Many years later, Corellon himself was departing a conclave of Elven bards he had secretly observed when he encountered a hunched, limping, cowled figure making its way through the darkness. Something gave Corellon pause, and as he hesitated, an intuition in the figure made it throw back its cowl and look at the god. Lafarallinn, now in middle age, recognized the god, and silently drew from the folds of his cloak a silken bag. From within that bag the gnarled and crooked hands drew a crystal sculpture of the girl he had loved, and he held it out before the god, tears in his eyes. Corellon looked into the Elf's heart and saw the years of loving work made real in the statuette, saw the endless pain of the sculptor's crippled hands. For years Lafarallinn had suffered torment while bending an unwavering concentration to make the statue, motivated purely by his love.

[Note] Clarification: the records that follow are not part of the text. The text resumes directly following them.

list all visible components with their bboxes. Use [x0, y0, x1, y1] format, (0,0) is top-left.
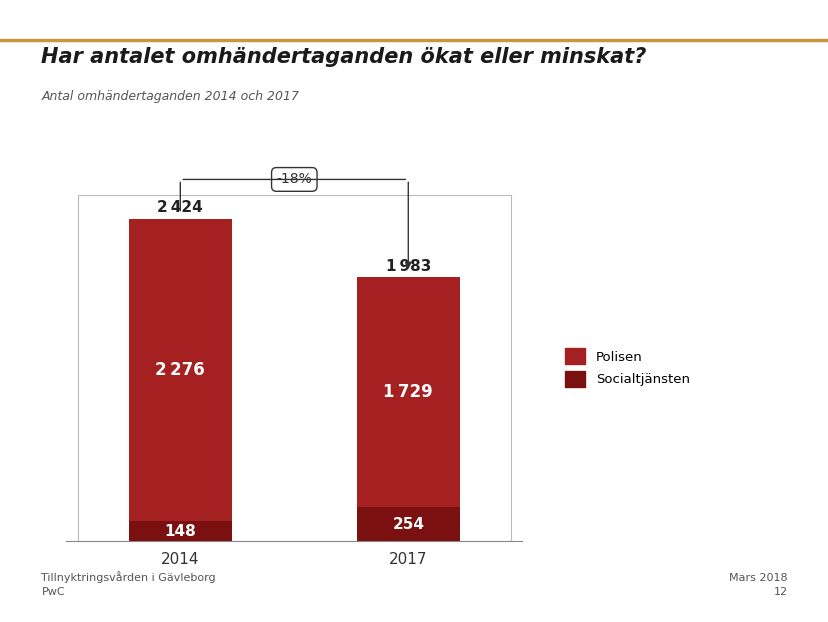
Text: 2 424: 2 424	[157, 200, 203, 215]
Text: Mars 2018
12: Mars 2018 12	[728, 573, 787, 597]
Text: Har antalet omhändertaganden ökat eller minskat?: Har antalet omhändertaganden ökat eller …	[41, 47, 646, 67]
Legend: Polisen, Socialtjänsten: Polisen, Socialtjänsten	[565, 348, 689, 387]
Text: Tillnyktringsvården i Gävleborg
PwC: Tillnyktringsvården i Gävleborg PwC	[41, 571, 216, 597]
Text: 148: 148	[164, 524, 196, 539]
Bar	[129, 521, 231, 541]
Text: Antal omhändertaganden 2014 och 2017: Antal omhändertaganden 2014 och 2017	[41, 90, 299, 103]
Text: -18%: -18%	[276, 172, 312, 187]
Bar	[357, 508, 459, 541]
Bar	[357, 277, 459, 508]
Text: 254: 254	[392, 517, 424, 532]
Bar	[78, 195, 510, 541]
Text: 1 983: 1 983	[385, 259, 431, 274]
Text: 1 729: 1 729	[383, 383, 433, 401]
Bar	[129, 219, 231, 521]
Text: 2 276: 2 276	[155, 361, 205, 379]
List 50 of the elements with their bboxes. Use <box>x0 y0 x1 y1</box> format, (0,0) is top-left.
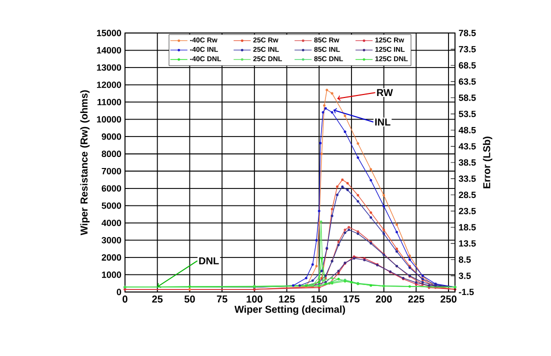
y-tick-label: 8000 <box>102 150 122 158</box>
y-axis-title: Wiper Resistance (Rw) (ohms) <box>80 90 90 236</box>
x-tick-label: 175 <box>344 296 360 303</box>
y2-tick-label: -1.5 <box>458 288 474 296</box>
y2-tick-label: 68.5 <box>458 62 476 69</box>
y2-tick-label: 38.5 <box>458 159 476 166</box>
y2-tick-label: 58.5 <box>458 94 476 101</box>
x-tick-label: 25 <box>152 296 163 303</box>
x-tick-label: 125 <box>279 296 295 303</box>
y2-axis-title: Error (LSb) <box>482 136 492 188</box>
y-tick-label: 9000 <box>102 133 122 140</box>
y-tick-label: 10000 <box>97 116 122 123</box>
y-tick-label: 0 <box>116 288 122 296</box>
y-tick-label: 15000 <box>97 30 122 36</box>
y2-tick-label: 28.5 <box>458 192 476 198</box>
x-tick-label: 250 <box>440 296 456 303</box>
y2-tick-label: 8.5 <box>458 256 471 263</box>
y2-tick-label: 33.5 <box>458 175 476 182</box>
annotation: RW <box>377 89 393 96</box>
y-tick-label: 3000 <box>102 237 122 244</box>
y-tick-label: 13000 <box>97 64 122 71</box>
y-tick-label: 7000 <box>102 168 122 174</box>
y2-tick-label: 73.5 <box>458 46 476 52</box>
y2-tick-label: 23.5 <box>458 208 476 214</box>
x-tick-label: 225 <box>408 296 424 303</box>
y2-tick-label: 78.5 <box>458 30 476 36</box>
y2-tick-label: 63.5 <box>458 78 476 85</box>
y-tick-label: 5000 <box>102 202 122 209</box>
y2-tick-label: 43.5 <box>458 143 476 150</box>
y-tick-label: 12000 <box>97 82 122 88</box>
y2-tick-label: 18.5 <box>459 224 476 230</box>
y2-tick-label: 53.5 <box>458 110 476 118</box>
y2-tick-label: 48.5 <box>458 126 476 134</box>
annotation: INL <box>375 118 390 126</box>
x-tick-label: 200 <box>376 296 392 303</box>
x-tick-label: 100 <box>246 296 262 303</box>
x-tick-label: 150 <box>311 296 328 303</box>
annotation: DNL <box>199 257 219 264</box>
y-tick-label: 1000 <box>102 272 122 278</box>
y-tick-label: 11000 <box>98 98 122 106</box>
y-tick-label: 2000 <box>102 254 122 261</box>
y-tick-label: 14000 <box>97 47 122 54</box>
x-tick-label: 50 <box>184 296 195 303</box>
y2-tick-label: 13.5 <box>459 240 476 247</box>
y-tick-label: 6000 <box>102 185 122 192</box>
x-axis-title: Wiper Setting (decimal) <box>234 305 346 315</box>
y2-tick-label: 3.5 <box>458 272 471 279</box>
x-tick-label: 0 <box>122 296 128 303</box>
y-tick-label: 4000 <box>102 220 122 226</box>
x-tick-label: 75 <box>216 296 228 303</box>
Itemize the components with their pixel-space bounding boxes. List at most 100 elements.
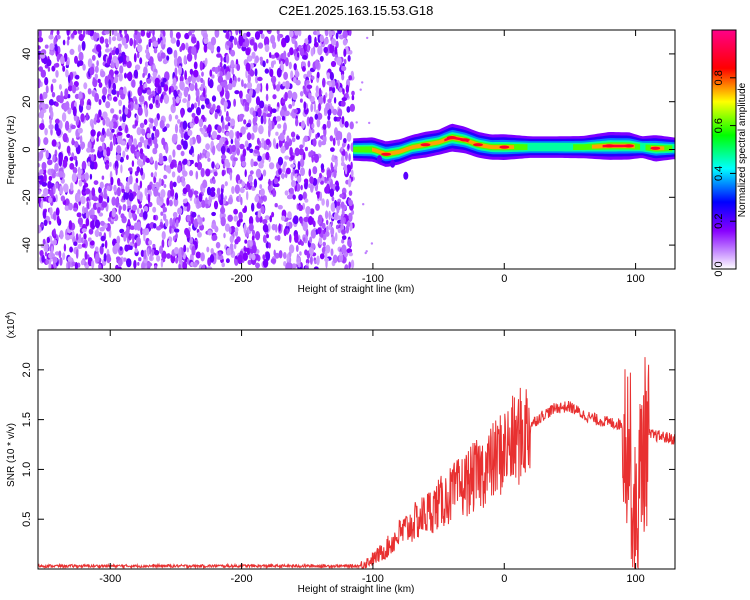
noise-cell [247, 259, 252, 265]
noise-cell [256, 83, 261, 92]
noise-cell [54, 118, 60, 124]
noise-cell [111, 30, 114, 36]
noise-cell [128, 91, 131, 102]
noise-cell [108, 121, 114, 129]
noise-cell [193, 61, 198, 70]
noise-cell [330, 60, 337, 68]
noise-cell [107, 57, 110, 66]
noise-cell [240, 126, 246, 135]
snr-axes: -300 -200 -100 0 100 0.5 1.0 1.5 2.0 [21, 330, 675, 585]
noise-cell [322, 123, 327, 130]
noise-cell [44, 251, 48, 257]
noise-cell [350, 169, 354, 178]
noise-cell [154, 129, 160, 138]
noise-cell [117, 266, 122, 269]
noise-cell [233, 243, 237, 250]
y-tick-label: 40 [21, 48, 33, 60]
noise-cell [176, 39, 181, 47]
noise-cell [140, 30, 146, 37]
noise-cell [299, 217, 303, 224]
noise-cell [120, 93, 126, 100]
noise-cell [94, 92, 99, 103]
noise-cell [196, 161, 203, 171]
noise-cell [277, 234, 281, 242]
noise-cell [331, 154, 335, 162]
noise-cell [248, 223, 254, 232]
noise-cell [289, 30, 294, 38]
noise-cell [50, 128, 53, 136]
noise-cell [211, 223, 217, 230]
noise-cell [186, 53, 193, 62]
noise-cell [58, 250, 62, 259]
colorbar-tick-label: 0.6 [713, 118, 725, 133]
noise-cell [348, 177, 352, 188]
noise-cell [220, 154, 227, 160]
noise-cell [125, 181, 130, 188]
noise-cell [144, 187, 148, 197]
noise-cell [219, 199, 224, 206]
noise-cell [299, 144, 304, 149]
noise-cell [305, 206, 311, 215]
noise-cell [76, 212, 82, 218]
noise-cell [219, 61, 223, 68]
noise-cell [145, 228, 150, 236]
noise-cell [288, 104, 293, 109]
noise-cell [183, 244, 187, 253]
noise-cell [92, 196, 99, 202]
noise-cell [240, 196, 243, 206]
noise-cell [207, 229, 212, 236]
noise-cell [53, 239, 57, 246]
noise-cell [228, 197, 233, 205]
noise-cell [161, 250, 167, 260]
snr-y-scale: (x104) [5, 312, 17, 339]
noise-cell [298, 194, 303, 201]
noise-cell [332, 108, 338, 116]
noise-cell [317, 112, 323, 120]
noise-cell [64, 88, 69, 98]
y-tick-label: 0 [21, 146, 33, 152]
noise-cell [198, 118, 204, 128]
noise-cell [105, 163, 110, 170]
noise-cell [128, 138, 133, 147]
noise-cell [188, 189, 193, 198]
noise-cell [144, 104, 147, 114]
noise-cell [216, 84, 223, 92]
noise-region [38, 30, 382, 269]
noise-cell [89, 173, 93, 180]
noise-cell [308, 37, 312, 43]
noise-cell [347, 143, 350, 150]
noise-cell [248, 89, 253, 98]
noise-cell [274, 203, 278, 208]
ridge-peak [473, 143, 483, 147]
noise-cell [177, 56, 182, 66]
y-tick-label: 1.5 [21, 412, 33, 427]
noise-cell [280, 60, 283, 71]
noise-cell [220, 216, 226, 227]
spectrogram-x-label: Height of straight line (km) [298, 284, 415, 295]
noise-cell [327, 115, 331, 121]
noise-cell [114, 242, 120, 250]
noise-cell [311, 155, 315, 163]
noise-cell [244, 104, 250, 112]
noise-cell [268, 184, 272, 193]
noise-cell [249, 39, 255, 46]
noise-cell [256, 202, 262, 209]
noise-cell [134, 120, 138, 127]
noise-cell [333, 97, 337, 104]
noise-cell [249, 175, 253, 183]
colorbar-label: Normalized spectral amplitude [737, 82, 748, 217]
noise-cell [38, 162, 41, 168]
noise-cell [233, 208, 239, 215]
spectrogram-plot-area [38, 30, 675, 269]
noise-cell [97, 113, 100, 124]
noise-cell [249, 170, 254, 175]
noise-cell [341, 239, 345, 244]
noise-cell [102, 86, 108, 96]
noise-cell [104, 239, 108, 249]
noise-cell [319, 55, 324, 62]
noise-cell [46, 59, 52, 67]
noise-cell [152, 243, 156, 248]
noise-cell [52, 154, 56, 163]
noise-cell [140, 249, 145, 257]
noise-cell [55, 70, 59, 78]
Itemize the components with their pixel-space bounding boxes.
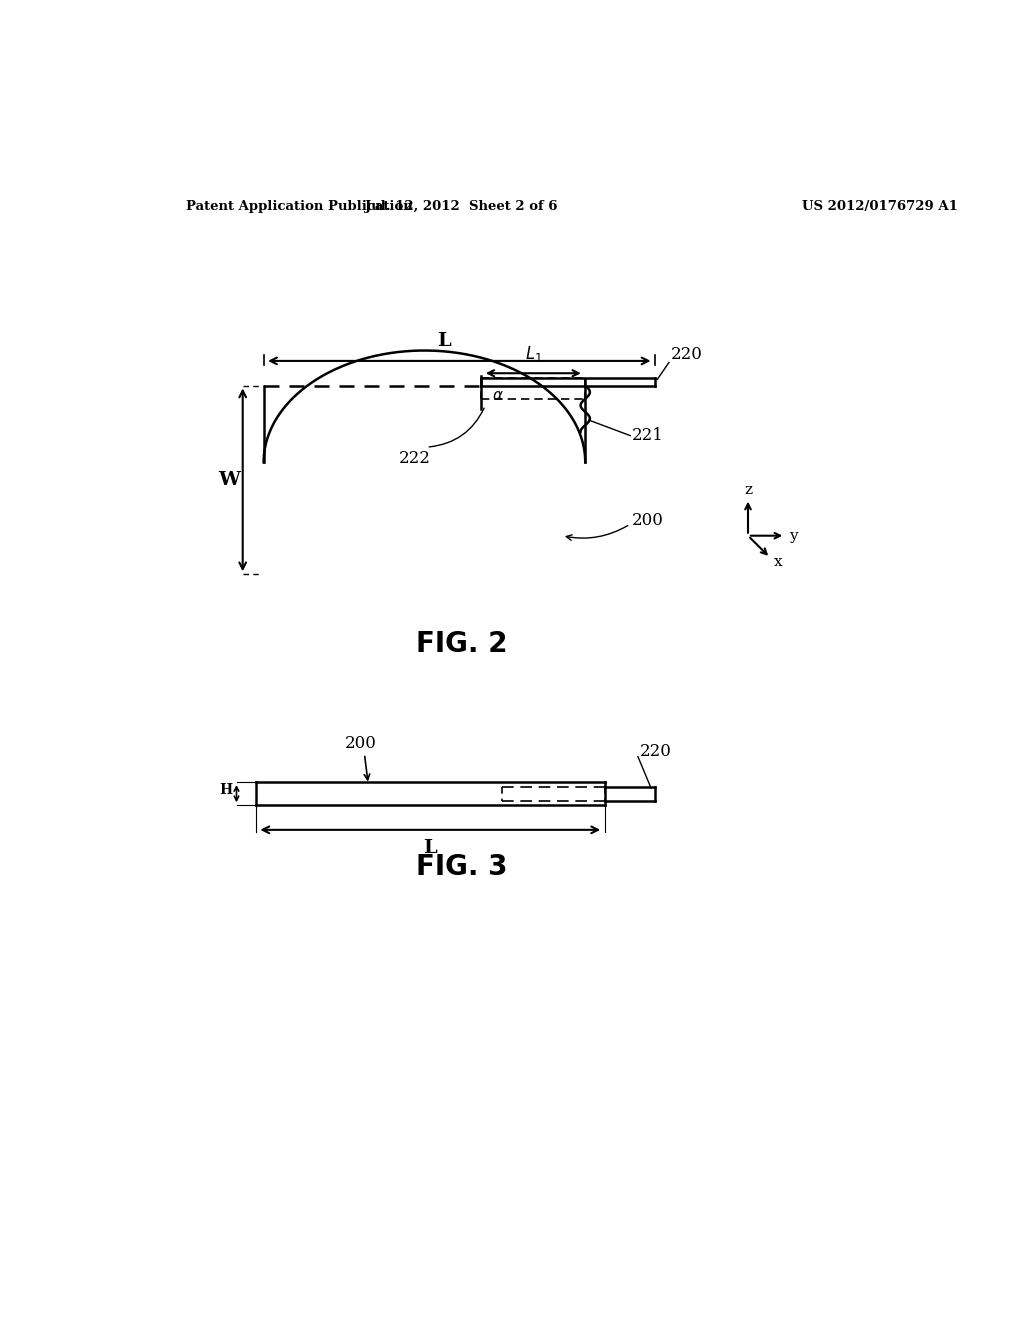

Corellon stood humbled. His lesson had been learned all too well, and had returned unto him. The god realized that he had never shown the mortal the mercy of consideration of his efforts; not once had he looked back to see if Lafarallinn had learned the virtues Corellon had sought to teach him. Gently taking the gnarled hands, Corellon called to Hanali to heal him as she had wished to do. He then placed a gentle hand on Lafarallinn's forehead and took away all but a ghost of the memories of those years of pain. In his later years, Lafarallinn became a great priest serving both Corellon and Hanali, and his skills as a sculptor and artist were without peer among Elves. When his time came to depart the mortal realms, he donned his armor and weapons and, aided by Corellon, went forth to the very Abyss to claim the soul of his lost love. With Corellon's blessing, the two souls passed to their final resting-place in Arvandor.

We must remember Lafarallinn for his devotion, folly, and redemption. Even in the heart of conflict we must remain merciful, for there is only a hands breath between evil and ourselves.